You can actually create websites using R Markdown. It produces HTML content, so you can look at the blogdown or the distil packages. Those actually allow you to create entire websites or blogs in R, and that's how I run my personal blog. There's some great resources at blogdown. There's actually a book about it, and distil has its own website, distil.rstudio.com.
Yep, there we go. So this actually walks through kind of in long form exactly what we covered today. I didn't want to just read this out in front of you, but it basically gives a similar presentation of what I did, although I have changed it up a little bit since then. But this could be useful if you maybe don't like videos as much and you want to read through something. You can just search for themockup.netlify.com. It's actually the first post I have there.
The tidyverse is one package, but it's a meta-collection of packages. You can actually, someone's asking about how do you know which functions are available in each package. A lot of packages will have their own website or a CRAN page. So if you think of like the tidyverse, it actually has a website where you can look at all the different things. So it's just tidyverse.org. You can look at the different packages that are here and available. You can click on the individual packages, and there's everything from cheat sheets to example usage, where it is in the lifecycle, and then references to all of the different functions that are available in it.
You can also do this from within RStudio Cloud.

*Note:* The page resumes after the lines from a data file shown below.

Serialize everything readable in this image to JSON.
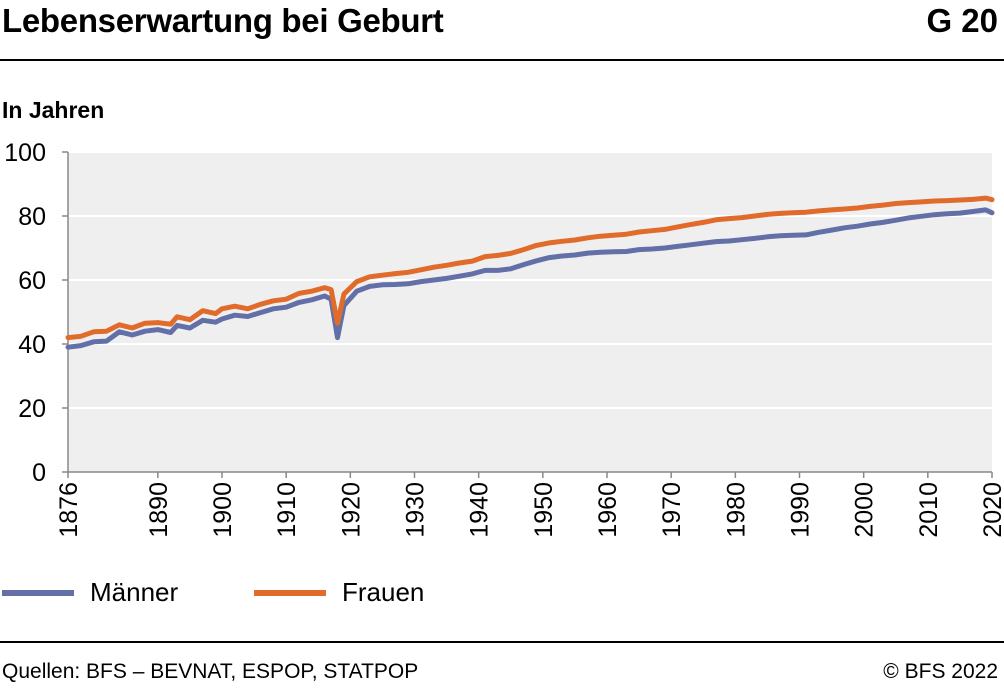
{
  "header": {
    "title": "Lebenserwartung bei Geburt",
    "chart_id": "G 20",
    "unit_label": "In Jahren"
  },
  "footer": {
    "source": "Quellen: BFS – BEVNAT, ESPOP, STATPOP",
    "copyright": "© BFS 2022"
  },
  "colors": {
    "men": "#6370a8",
    "women": "#e06b2a",
    "plot_background": "#efefef",
    "grid": "#ffffff",
    "axis": "#888888"
  },
  "chart_data": {
    "type": "line",
    "title": "Lebenserwartung bei Geburt",
    "ylabel": "In Jahren",
    "xlabel": "",
    "xlim": [
      1876,
      2020
    ],
    "ylim": [
      0,
      100
    ],
    "y_ticks": [
      0,
      20,
      40,
      60,
      80,
      100
    ],
    "x_ticks": [
      1876,
      1890,
      1900,
      1910,
      1920,
      1930,
      1940,
      1950,
      1960,
      1970,
      1980,
      1990,
      2000,
      2010,
      2020
    ],
    "grid": true,
    "legend_position": "bottom",
    "series": [
      {
        "name": "Männer",
        "color": "#6370a8",
        "points": [
          [
            1876,
            39.0
          ],
          [
            1878,
            39.5
          ],
          [
            1880,
            40.7
          ],
          [
            1882,
            40.9
          ],
          [
            1884,
            43.8
          ],
          [
            1886,
            42.8
          ],
          [
            1888,
            44.0
          ],
          [
            1890,
            44.5
          ],
          [
            1892,
            43.6
          ],
          [
            1893,
            45.8
          ],
          [
            1895,
            45.0
          ],
          [
            1897,
            47.4
          ],
          [
            1899,
            46.8
          ],
          [
            1900,
            47.8
          ],
          [
            1902,
            49.0
          ],
          [
            1904,
            48.6
          ],
          [
            1906,
            49.8
          ],
          [
            1908,
            51.0
          ],
          [
            1910,
            51.5
          ],
          [
            1912,
            53.0
          ],
          [
            1914,
            53.8
          ],
          [
            1916,
            55.0
          ],
          [
            1917,
            54.0
          ],
          [
            1918,
            42.0
          ],
          [
            1919,
            52.0
          ],
          [
            1921,
            56.5
          ],
          [
            1923,
            58.0
          ],
          [
            1925,
            58.5
          ],
          [
            1927,
            58.6
          ],
          [
            1929,
            58.8
          ],
          [
            1931,
            59.5
          ],
          [
            1933,
            60.0
          ],
          [
            1935,
            60.5
          ],
          [
            1937,
            61.2
          ],
          [
            1939,
            61.9
          ],
          [
            1941,
            63.0
          ],
          [
            1943,
            63.0
          ],
          [
            1945,
            63.5
          ],
          [
            1947,
            64.8
          ],
          [
            1949,
            66.0
          ],
          [
            1951,
            67.0
          ],
          [
            1953,
            67.5
          ],
          [
            1955,
            67.8
          ],
          [
            1957,
            68.4
          ],
          [
            1959,
            68.7
          ],
          [
            1961,
            68.8
          ],
          [
            1963,
            68.9
          ],
          [
            1965,
            69.5
          ],
          [
            1967,
            69.7
          ],
          [
            1969,
            70.0
          ],
          [
            1971,
            70.5
          ],
          [
            1973,
            71.0
          ],
          [
            1975,
            71.5
          ],
          [
            1977,
            72.0
          ],
          [
            1979,
            72.2
          ],
          [
            1981,
            72.6
          ],
          [
            1983,
            73.0
          ],
          [
            1985,
            73.5
          ],
          [
            1987,
            73.8
          ],
          [
            1989,
            74.0
          ],
          [
            1991,
            74.1
          ],
          [
            1993,
            74.9
          ],
          [
            1995,
            75.6
          ],
          [
            1997,
            76.3
          ],
          [
            1999,
            76.8
          ],
          [
            2001,
            77.5
          ],
          [
            2003,
            78.0
          ],
          [
            2005,
            78.7
          ],
          [
            2007,
            79.4
          ],
          [
            2009,
            79.9
          ],
          [
            2011,
            80.4
          ],
          [
            2013,
            80.7
          ],
          [
            2015,
            80.9
          ],
          [
            2017,
            81.4
          ],
          [
            2019,
            81.9
          ],
          [
            2020,
            81.0
          ]
        ]
      },
      {
        "name": "Frauen",
        "color": "#e06b2a",
        "points": [
          [
            1876,
            42.0
          ],
          [
            1878,
            42.4
          ],
          [
            1880,
            43.8
          ],
          [
            1882,
            44.0
          ],
          [
            1884,
            46.0
          ],
          [
            1886,
            45.0
          ],
          [
            1888,
            46.5
          ],
          [
            1890,
            46.7
          ],
          [
            1892,
            46.2
          ],
          [
            1893,
            48.5
          ],
          [
            1895,
            47.6
          ],
          [
            1897,
            50.4
          ],
          [
            1899,
            49.5
          ],
          [
            1900,
            51.0
          ],
          [
            1902,
            51.8
          ],
          [
            1904,
            51.0
          ],
          [
            1906,
            52.4
          ],
          [
            1908,
            53.5
          ],
          [
            1910,
            54.0
          ],
          [
            1912,
            55.8
          ],
          [
            1914,
            56.5
          ],
          [
            1916,
            57.6
          ],
          [
            1917,
            57.0
          ],
          [
            1918,
            46.5
          ],
          [
            1919,
            55.6
          ],
          [
            1921,
            59.5
          ],
          [
            1923,
            61.0
          ],
          [
            1925,
            61.5
          ],
          [
            1927,
            62.0
          ],
          [
            1929,
            62.4
          ],
          [
            1931,
            63.2
          ],
          [
            1933,
            64.0
          ],
          [
            1935,
            64.6
          ],
          [
            1937,
            65.3
          ],
          [
            1939,
            65.9
          ],
          [
            1941,
            67.3
          ],
          [
            1943,
            67.7
          ],
          [
            1945,
            68.3
          ],
          [
            1947,
            69.5
          ],
          [
            1949,
            70.8
          ],
          [
            1951,
            71.6
          ],
          [
            1953,
            72.1
          ],
          [
            1955,
            72.5
          ],
          [
            1957,
            73.2
          ],
          [
            1959,
            73.7
          ],
          [
            1961,
            74.0
          ],
          [
            1963,
            74.3
          ],
          [
            1965,
            75.0
          ],
          [
            1967,
            75.4
          ],
          [
            1969,
            75.8
          ],
          [
            1971,
            76.6
          ],
          [
            1973,
            77.3
          ],
          [
            1975,
            78.0
          ],
          [
            1977,
            78.8
          ],
          [
            1979,
            79.2
          ],
          [
            1981,
            79.5
          ],
          [
            1983,
            80.0
          ],
          [
            1985,
            80.5
          ],
          [
            1987,
            80.8
          ],
          [
            1989,
            81.0
          ],
          [
            1991,
            81.2
          ],
          [
            1993,
            81.6
          ],
          [
            1995,
            81.9
          ],
          [
            1997,
            82.2
          ],
          [
            1999,
            82.5
          ],
          [
            2001,
            83.0
          ],
          [
            2003,
            83.4
          ],
          [
            2005,
            83.9
          ],
          [
            2007,
            84.2
          ],
          [
            2009,
            84.4
          ],
          [
            2011,
            84.7
          ],
          [
            2013,
            84.8
          ],
          [
            2015,
            85.0
          ],
          [
            2017,
            85.2
          ],
          [
            2019,
            85.6
          ],
          [
            2020,
            85.1
          ]
        ]
      }
    ]
  }
}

Yeah. So you can actually just type some code. It will kind of show you exactly what that function is. So if you did like question mark dplyr, or question mark ggplot2, that will open up in the help pane an example about that. So it will give you links to external resources, as well as some information about the package. You can also do that same syntax in terms of question mark, followed by the package name, and then tell it what are the functions you're looking at. So let's do annotate. So if I did on just one function, it will give a description, the example arguments that are available, the details, and a quick example of it.
You can label a factor as anything. So someone's asking about labeling a factor as say like less than 24, as opposed to 24 written down as text. That label could be used as a character. So you could actually just type in less than 24. So example like factor x label, you know, less than 24. Something along those lines. This wouldn't actually give you the full code, but just an example of this is now a character vector and could be labeled that way.
Any of the free R training programs, courses, MOOCs, I'm a big fan of the cloud workspace, these primers, because you're able to do them super quickly and for free in terms of going to here to the basics, click on visualization, and you're able to get started with both kind of example queries, actually running code, and it will give you outputs here. So you can, you know, actually practice inside of a workspace or just go through these primers.